One can see, even in these limited excerpts, how the mind of Franklin Roosevelt worked to find a solution, understanding that it was water, not war, that would provide a pathway toward a durable solution. Later, it would be FDR’s World War Two Gen. Dwight Eisenhower who in 1967 would pose the construction of three dual-purpose nuclear desalination electric power stations, referred to as “atomic desalting” plants, one each to be built in Jordan, Israel, and Egypt, as the seed-crystal of a solution, based in his Presidential “Atoms For Peace” policy of the 1950s, to, in his words, “promote peace in a deeply troubled area of the world through a new cooperative venture among nations.” What would happen if the United States, instead of “owning Gaza,” invited China, Russia and other nations to work in “a new cooperative venture among nations” there? “We could have a Marshall Plan.
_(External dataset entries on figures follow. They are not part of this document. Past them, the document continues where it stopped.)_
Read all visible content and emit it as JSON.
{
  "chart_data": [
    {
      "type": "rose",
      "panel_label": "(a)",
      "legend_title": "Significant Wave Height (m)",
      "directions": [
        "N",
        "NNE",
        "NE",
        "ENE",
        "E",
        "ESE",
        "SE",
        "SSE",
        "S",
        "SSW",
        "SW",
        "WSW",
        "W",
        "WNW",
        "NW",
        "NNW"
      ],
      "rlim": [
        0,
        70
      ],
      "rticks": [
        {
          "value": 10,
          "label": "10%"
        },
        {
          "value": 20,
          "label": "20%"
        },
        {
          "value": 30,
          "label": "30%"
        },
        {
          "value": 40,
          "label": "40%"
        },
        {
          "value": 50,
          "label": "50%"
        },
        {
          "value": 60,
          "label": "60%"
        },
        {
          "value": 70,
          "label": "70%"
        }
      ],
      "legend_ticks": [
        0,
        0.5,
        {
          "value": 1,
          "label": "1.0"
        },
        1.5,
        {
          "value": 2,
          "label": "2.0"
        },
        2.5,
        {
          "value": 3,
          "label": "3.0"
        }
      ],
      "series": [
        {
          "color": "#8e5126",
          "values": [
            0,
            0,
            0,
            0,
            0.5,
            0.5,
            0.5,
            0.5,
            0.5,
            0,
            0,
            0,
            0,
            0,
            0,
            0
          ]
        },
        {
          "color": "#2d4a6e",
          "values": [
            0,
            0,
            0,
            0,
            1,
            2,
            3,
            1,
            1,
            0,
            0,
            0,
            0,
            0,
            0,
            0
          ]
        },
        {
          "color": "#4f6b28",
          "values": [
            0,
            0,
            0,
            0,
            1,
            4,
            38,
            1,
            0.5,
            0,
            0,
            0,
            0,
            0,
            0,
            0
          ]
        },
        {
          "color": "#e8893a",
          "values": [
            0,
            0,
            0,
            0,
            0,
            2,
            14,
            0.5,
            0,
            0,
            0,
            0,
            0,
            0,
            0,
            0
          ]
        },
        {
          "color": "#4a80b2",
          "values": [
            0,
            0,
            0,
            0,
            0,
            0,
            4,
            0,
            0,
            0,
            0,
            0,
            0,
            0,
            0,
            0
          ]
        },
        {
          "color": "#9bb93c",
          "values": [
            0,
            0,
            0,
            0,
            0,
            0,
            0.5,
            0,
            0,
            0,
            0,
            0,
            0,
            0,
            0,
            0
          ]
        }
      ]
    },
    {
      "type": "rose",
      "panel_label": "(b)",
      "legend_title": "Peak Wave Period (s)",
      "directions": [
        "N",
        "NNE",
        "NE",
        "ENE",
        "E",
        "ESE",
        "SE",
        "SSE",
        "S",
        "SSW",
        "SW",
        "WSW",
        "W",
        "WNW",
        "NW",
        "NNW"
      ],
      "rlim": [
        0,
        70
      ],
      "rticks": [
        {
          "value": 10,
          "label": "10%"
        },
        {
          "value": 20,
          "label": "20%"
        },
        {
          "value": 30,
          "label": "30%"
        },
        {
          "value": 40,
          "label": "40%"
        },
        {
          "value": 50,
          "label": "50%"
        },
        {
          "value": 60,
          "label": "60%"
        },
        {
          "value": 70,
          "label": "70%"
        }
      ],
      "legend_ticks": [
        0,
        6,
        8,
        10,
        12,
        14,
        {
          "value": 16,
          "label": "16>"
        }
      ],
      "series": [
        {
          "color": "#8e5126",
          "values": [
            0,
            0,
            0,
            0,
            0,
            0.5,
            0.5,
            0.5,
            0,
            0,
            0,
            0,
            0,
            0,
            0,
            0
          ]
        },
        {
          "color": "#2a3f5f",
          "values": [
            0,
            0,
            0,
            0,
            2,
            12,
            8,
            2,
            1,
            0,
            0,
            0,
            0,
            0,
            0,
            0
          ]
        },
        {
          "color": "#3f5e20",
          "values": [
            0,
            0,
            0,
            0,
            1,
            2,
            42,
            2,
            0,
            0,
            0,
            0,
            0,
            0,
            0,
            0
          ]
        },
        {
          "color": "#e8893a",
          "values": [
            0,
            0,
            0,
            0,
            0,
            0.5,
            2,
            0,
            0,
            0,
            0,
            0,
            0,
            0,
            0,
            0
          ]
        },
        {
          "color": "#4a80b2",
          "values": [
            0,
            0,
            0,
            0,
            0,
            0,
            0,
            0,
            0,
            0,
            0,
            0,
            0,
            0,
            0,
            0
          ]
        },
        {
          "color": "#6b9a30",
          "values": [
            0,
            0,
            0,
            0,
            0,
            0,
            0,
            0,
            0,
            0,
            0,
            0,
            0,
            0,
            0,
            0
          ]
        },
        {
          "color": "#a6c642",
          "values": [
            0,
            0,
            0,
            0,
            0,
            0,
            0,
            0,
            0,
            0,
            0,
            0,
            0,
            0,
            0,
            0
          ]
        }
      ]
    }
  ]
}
We can rebuild the region without driving out the Palestinians. That is something (Trump) should consider going forward,” said Prince Turki Al-Faisal.
The draft principles for such a collaboration were already written by Schiller Institute founder Helga Zepp- LaRouche, the “Ten Principles for a New International Security and Development Architecture.” In the following weeks, the Schiller Institute will hold, not a conference, but a system of conferences, to catalyze the creative thought-processes necessary to force humanity above its present level of “St. Louis-like” moral paralysis, as in the case of Palestine, onto the stage of the truly human history that President John F. Kennedy addressed at American University, June 10, 1963:
“Too many of us think (peace) is impossible. Too many think it unreal. But that is a dangerous, defeatist belief. It leads to the conclusion that war is inevitable—that mankind is doomed—that we are gripped by forces we cannot control.
We need not accept that view. Our problems are manmade—therefore, they can be solved by man."